Cada 11 de septiembre me recuerdo cundo vivía en la ciudad de Kuwait, entre enero y junio de 1991, a alrededor de 80 kilómetros de la frontera con Iraq (la provincia de Basra), en uno de los hoteles, el Holiday Inn Crowne Plaza, utilizado por el ejército de EEUU como una de las bases de operaciones durante la invasión militar estadounidense Tormenta del Desierto, donde mataron a miles de inocentes, ancianos y niños.
Canté para algunos de los soldados estadounidenses que retornaban a casa, llorando, destrozados moralmente y mentalmente. Ellos mismos me contaron las atrocidades que cometieron, entre ellas, por orden militar, de disparar a cualquiera que sea, hombre, mujer, anciano y niño, que porte arma de cualquier tipo, pistola, rifle, cuchillo, y aun, un palo.
Estos jóvenes estadounidenses, la mayoría de familias muy pobres, y entre 19 y 21 años de edad, fueron destrozados por vida por el gobierno de EEUU, mataron a muchos niños y ancianos, pero solamente descubrieron después de las matanzas, que la mayoría de aquellos que mataron eran completamente inocentes, eran Beduinos que vivian en el desierto, sin radio, sin teléfonos, sin televisores, ni sabían que había una “guerra.” Además, descubrieron después de los asesinatos, que en la tradición Beduina, los barones, a partir de alrededor de los 8-9 años de edad, aprenden a portar rifles y cuchillos, llamados Janbiyas, para proteger a las mujeres y a la familia de los depredadores.
Me recuerdo que cuando canté, canciones de amor, lloraban, como bebés.
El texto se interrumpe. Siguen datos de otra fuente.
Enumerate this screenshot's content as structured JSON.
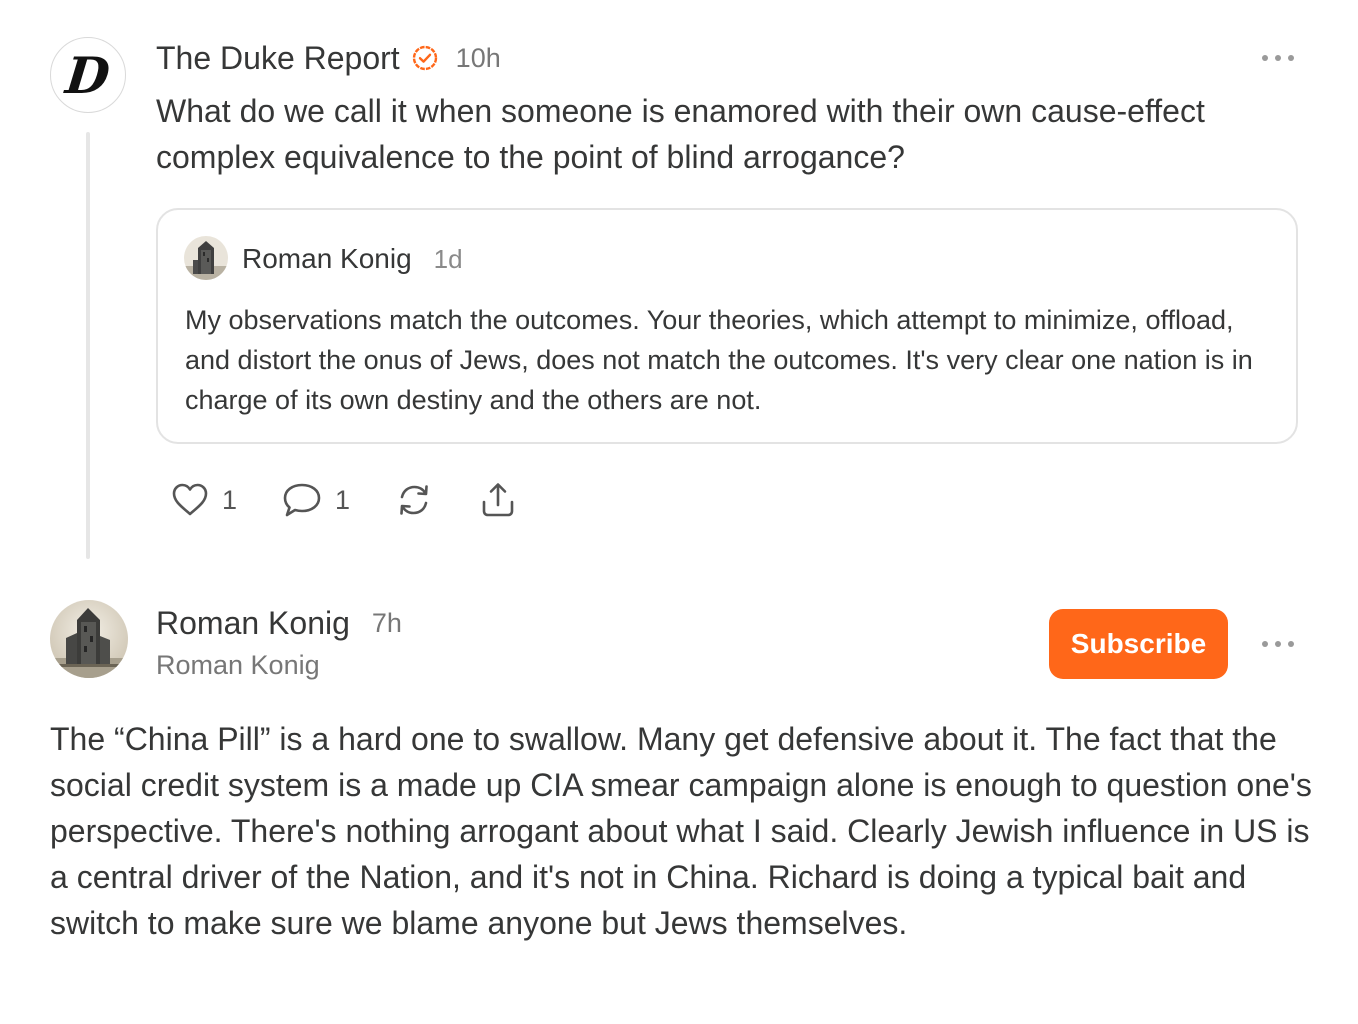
{
  "note": {
    "avatar_letter": "D",
    "author": "The Duke Report",
    "verified_icon": "verified-check-icon",
    "time": "10h",
    "body": "What do we call it when someone is enamored with their own cause-effect complex equivalence to the point of blind arrogance?",
    "quote": {
      "author": "Roman Konig",
      "time": "1d",
      "body": "My observations match the outcomes. Your theories, which attempt to minimize, offload, and distort the onus of Jews, does not match the outcomes. It's very clear one nation is in charge of its own destiny and the others are not."
    },
    "actions": {
      "like_count": "1",
      "comment_count": "1",
      "icons": [
        "heart-icon",
        "comment-icon",
        "restack-icon",
        "share-icon"
      ]
    }
  },
  "reply": {
    "author": "Roman Konig",
    "time": "7h",
    "handle": "Roman Konig",
    "subscribe_label": "Subscribe",
    "body": "The “China Pill” is a hard one to swallow. Many get defensive about it. The fact that the social credit system is a made up CIA smear campaign alone is enough to question one's perspective. There's nothing arrogant about what I said. Clearly Jewish influence in US is a central driver of the Nation, and it's not in China. Richard is doing a typical bait and switch to make sure we blame anyone but Jews themselves."
  },
  "colors": {
    "accent": "#ff6719",
    "text": "#363737",
    "muted": "#777777",
    "border": "#e3e3e3"
  }
}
Me recuerdo los miles de huecos de balas por todas las paredes del hotel, y decenas de vidrios quebrados, y entre todo este desastre, el miedo y la paranoia en las caras y los ojos de los militares. Me recuerdo, cuando viví en otro hotel, el International Hotel, frente el gigantesco complejo del gobierno de EEUU, la horrible y muy perturbadora sensación causada por las ondas de choque de los bombardeos, un martirio físico y mental, en vivo, pero no había ningún sonido, aparte de los vidrios del hotel que se sacudían violentamente, y eso que los bombardeos se llevaban a cabo, supuestamente, a más de 100 kilómetros de distancia.
Me recuerdo la joven muchacha, de 19 años de edad, bellísima, una Bengali vestida en su mejor sari, con bordes dorados, en un vuelo de Dhaka, Bangladesh, hacia la ciudad de Kuwait, y era la sola hembra en el avión de 528 trabajadores esclavos que iban a trabajar en la reconstrucción de la ciudad. La gran mayoría andaban sin zapatos o camisas, flacos y quemados por tanto sol.
La Muchacha Flor, así la llamaba, con su gran sonrisa y ojos gigantes negros, iba a trabajar como sirviente para los ricachones capitalistas, aliados de EEUU. Me mandó un beso al salir del avión, pero yo sabía lo que le iba a pasar, y lloré. Ella, Muchacha Flor, representando a toda su familia, gente muy pobre, tan orgullosa de ser escogida para trabajar y mandar dinero a su familia, no sabía lo que le iba a ocurrir. Su sonrisa tan bella, y su piel de sol, iban a desaparecer por siempre.
Me recuerdo, en Arabia Saudita, en Jeda, ver y tocar a los niños de guerra, a quienes los malvados capitalistas de guerra, aliados de EEUU, para sembrar terror en la población, les habían quitado, en vivo, los ojos, las lenguas, y las orejas. También les habían quebrado las piernas, y estaban sentados en la calle, pidiendo limosna. Ellos ya no lloraban, pero yo sí.
Cada 11 de septiembre me recuerdo la foto de Phan Thị Kim Phúc del año 1972, la muchachita de 9 años de edad, corriendo, desnuda, quemada por las bombas de napalm lanzadas sobre el caserío de Trang Bang, en el sur de Vietnam, por los malvados vietnameses capitalistas salvajes, aliados de EEUU, y dirigidos por el ejército de EEUU.
Cada 11 de septiembre pienso en las atrocidades y barbaries cometidas por el ejército de EEUU y sus aliados, y los millones de inocentes asesinados, torturados, violados, y heridos – y lloro, y sonio.